Никто из нас не мог предвидеть, что вскоре развернутся события, из-за которых книга устареет еще до своей публикации. Из-за событий этих она станет не рассказом, а скорее лишь прологом к нему. Впрочем, пусть все идет своим чередом. Что касается дальнейших приключений, то, как задолго до Киплинга говорил Аристотель,[15] «это уже другая история».[16]
Постскриптум
(Выдержки из письма прототипа «доктора Рэнсома» автору)
…Возможно, вы рассуждаете верно, и если внести две-три правки (они отмечены красным), текст сгодится. Хотя, признаюсь, я разочарован. Впрочем, любая попытка описать Малакандру, по мнению человека, там бывавшего, обречена на провал. Я даже не говорю о том, как безжалостно вы обошлись с филологической частью, представив читателю прямо-таки карикатуру на малакандрийский язык. Важнее другое, уж не знаю, какими словами выразить… Как передать запахи Малакандры? Они до сих пор мне снятся, особенно ароматы лиловых стеблей по утрам, хотя само упоминание о «растениях» и «утре» вводит читателя в заблуждение, заставляя думать о мхе, паутине и прочих земных запахах. Только они-то на Малакандре совсем другие! Более душистые, но не густые, тяжелые или экзотичные, как можно было бы подумать. Скорее, чуточку пряные, тонкие, едва уловимо щиплющие нос; для обоняния – все равно что заливистые звуки скрипки для уха. А вместе с ними я всегда слышу и музыку: глухое горловое пение, басистее, чем у Шаляпина, эдакий «теплый темный шум». И в эти моменты я невольно тоскую по малакандрийским долинам, хотя, когда жил там, безмерно изнывал по Земле.

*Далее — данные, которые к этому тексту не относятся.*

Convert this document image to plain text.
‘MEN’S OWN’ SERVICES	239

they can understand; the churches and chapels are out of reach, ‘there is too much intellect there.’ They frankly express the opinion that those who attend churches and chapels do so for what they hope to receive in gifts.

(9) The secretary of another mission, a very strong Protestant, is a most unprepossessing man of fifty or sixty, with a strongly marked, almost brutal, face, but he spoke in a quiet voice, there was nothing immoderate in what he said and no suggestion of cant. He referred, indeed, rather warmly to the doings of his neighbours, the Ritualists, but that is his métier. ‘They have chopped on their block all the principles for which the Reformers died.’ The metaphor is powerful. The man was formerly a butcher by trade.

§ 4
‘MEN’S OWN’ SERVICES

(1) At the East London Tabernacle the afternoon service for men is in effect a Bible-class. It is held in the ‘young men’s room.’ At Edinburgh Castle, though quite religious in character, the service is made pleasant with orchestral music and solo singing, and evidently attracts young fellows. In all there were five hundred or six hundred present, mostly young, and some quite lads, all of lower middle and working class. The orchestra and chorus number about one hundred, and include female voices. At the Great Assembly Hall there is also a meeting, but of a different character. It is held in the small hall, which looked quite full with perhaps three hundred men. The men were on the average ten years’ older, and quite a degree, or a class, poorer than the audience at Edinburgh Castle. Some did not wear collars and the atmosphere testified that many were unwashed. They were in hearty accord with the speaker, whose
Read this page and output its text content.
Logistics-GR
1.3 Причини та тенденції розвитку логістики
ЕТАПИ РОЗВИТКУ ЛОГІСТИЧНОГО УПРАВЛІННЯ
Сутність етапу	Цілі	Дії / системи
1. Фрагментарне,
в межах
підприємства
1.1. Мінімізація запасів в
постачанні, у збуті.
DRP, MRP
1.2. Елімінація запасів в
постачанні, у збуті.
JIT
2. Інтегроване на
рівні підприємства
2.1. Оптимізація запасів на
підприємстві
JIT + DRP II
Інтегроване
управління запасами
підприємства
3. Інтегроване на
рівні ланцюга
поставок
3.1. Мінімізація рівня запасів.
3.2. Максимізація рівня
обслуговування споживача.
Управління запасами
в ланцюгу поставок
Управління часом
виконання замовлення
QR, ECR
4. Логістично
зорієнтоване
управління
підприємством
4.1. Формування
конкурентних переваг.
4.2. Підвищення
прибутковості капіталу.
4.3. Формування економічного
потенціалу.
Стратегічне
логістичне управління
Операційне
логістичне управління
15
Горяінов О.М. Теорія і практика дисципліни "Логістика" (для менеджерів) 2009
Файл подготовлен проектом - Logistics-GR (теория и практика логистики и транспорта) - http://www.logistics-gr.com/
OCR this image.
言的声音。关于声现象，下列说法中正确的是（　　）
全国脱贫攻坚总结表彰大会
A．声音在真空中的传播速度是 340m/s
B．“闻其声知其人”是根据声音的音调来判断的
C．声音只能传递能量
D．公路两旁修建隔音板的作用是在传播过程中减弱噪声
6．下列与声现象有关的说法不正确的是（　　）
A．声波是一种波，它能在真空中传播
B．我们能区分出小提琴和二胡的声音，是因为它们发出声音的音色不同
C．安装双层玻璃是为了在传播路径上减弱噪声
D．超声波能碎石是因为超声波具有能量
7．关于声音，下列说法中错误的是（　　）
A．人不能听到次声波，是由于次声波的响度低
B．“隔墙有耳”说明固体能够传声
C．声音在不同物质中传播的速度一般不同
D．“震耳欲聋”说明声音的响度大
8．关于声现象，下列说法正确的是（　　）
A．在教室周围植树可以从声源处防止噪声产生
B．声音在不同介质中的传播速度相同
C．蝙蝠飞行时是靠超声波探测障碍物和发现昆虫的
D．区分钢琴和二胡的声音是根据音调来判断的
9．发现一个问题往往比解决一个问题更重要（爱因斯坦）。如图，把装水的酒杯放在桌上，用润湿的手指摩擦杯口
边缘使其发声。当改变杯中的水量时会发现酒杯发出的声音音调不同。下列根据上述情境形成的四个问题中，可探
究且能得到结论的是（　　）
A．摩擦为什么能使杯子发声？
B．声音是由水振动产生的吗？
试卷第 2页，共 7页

Вы, конечно же, правы, и раз мы подаем эту историю как художественный вымысел, необходимо сократить ту часть, когда я жил в деревне хросса, потому что тогда, по вашим словам, «практически ничего не происходило». Просто мне очень жаль эти фрагменты. На мой взгляд, именно те безмятежные недели, будничная жизнь среди хросса – лучшее, что со мной приключилось. Я узнал их, Льюис, узнал так, как нельзя передать в романе. Например, в отпуск я всегда беру с собой градусник (эта привычка не раз меня выручала), поэтому знаю, что температура их тела около ста трех градусов по Фаренгейту. Еще знаю, хоть и не помню откуда, что живут они около восьмидесяти марсианских лет, или ста шестидесяти земных, женятся примерно в двадцать (по-нашему в сорок); что в процессе испражнения для них, как у лошадей, нет ничего постыдного, а экскременты используются в сельском хозяйстве; они не проливают слез и не моргают, в праздники (которых у них очень много) «бывают навеселе», как сказали бы у нас, но не пьянеют по-настоящему. Однако к чему эти обрывистые сведения? Они не более чем воспоминания, которые нельзя выразить словами, и никто в этом мире из этих клочков не сложит верную картину. Например, как мне объяснить – даже вам! – что малакандрийцы не заводят домашних питомцев и вообще не испытывают к животным того умиления, что мы? Мне достаточно было лишь увидеть представителей всех трех рас вместе. Каждый из них для другого – и человек, и питомец одновременно. Они могут говорить, общаться, разделять некие интересы, в этом плане сорн и хросса взаимодействуют наравне. И все же каждый из них считает другого совершенно отличным от него созданием: забавным и оттого умилительным – совсем как мы зверушек. Тот инстинкт, который живет в каждом из нас и который мы пытаемся унять, общаясь с неразумными тварями порой как с равными себе, на Малакандре утолен сполна. Домашние животные им просто не нужны.